In agreement with previous observations [4,7], within the limits of our study, analysis of our data indicated that periodontitis and traumatic effect of periodontal treatment seem to contribute to systemic inflammation. However, the local inflammatory healing response following non-surgical periodontal therapy was seemed to have more contribution to the dramatic and immediate raise in CRP levels than bacteremia. Given the evidence of significant entrance of bacteria into the systemic circulation following periodontal instrumentation [9,10], our data describe the systemic inflammatory changes occurring after periodontal treatment even though the presence of systemic high dosage of antibiotic. This pattern of alterations should be considered when patients with systemic diseases (e.g.: cardiovascular problems, diabetes mellitus and rheumatoid arthritis) are being treated especially, multiple non-surgical treatment sessions are being planned.
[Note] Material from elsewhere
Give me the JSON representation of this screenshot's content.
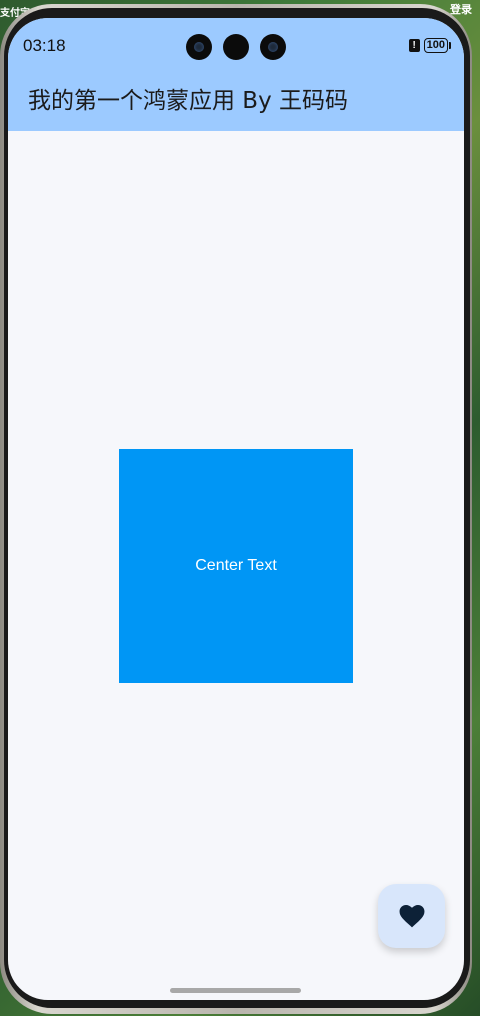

As a suggestion for future studies, systemic and local antibiotic administrations and anti-inflammatory therapies (such as COX-2 inhibitors, lipoxins, chemically modified tetracycline and subantimicrobial dose of doxycycline)  as adjunct to periodontal therapy should be considered in order to evaluate the possible contribution of periodontal inflammation and treatment either as a part of healing response or against infection, to the systemic changes.
This work was supported by a grant from Ankara University Research Foundation (No. 20030802050).
The authors declare that they have no conflict of interests.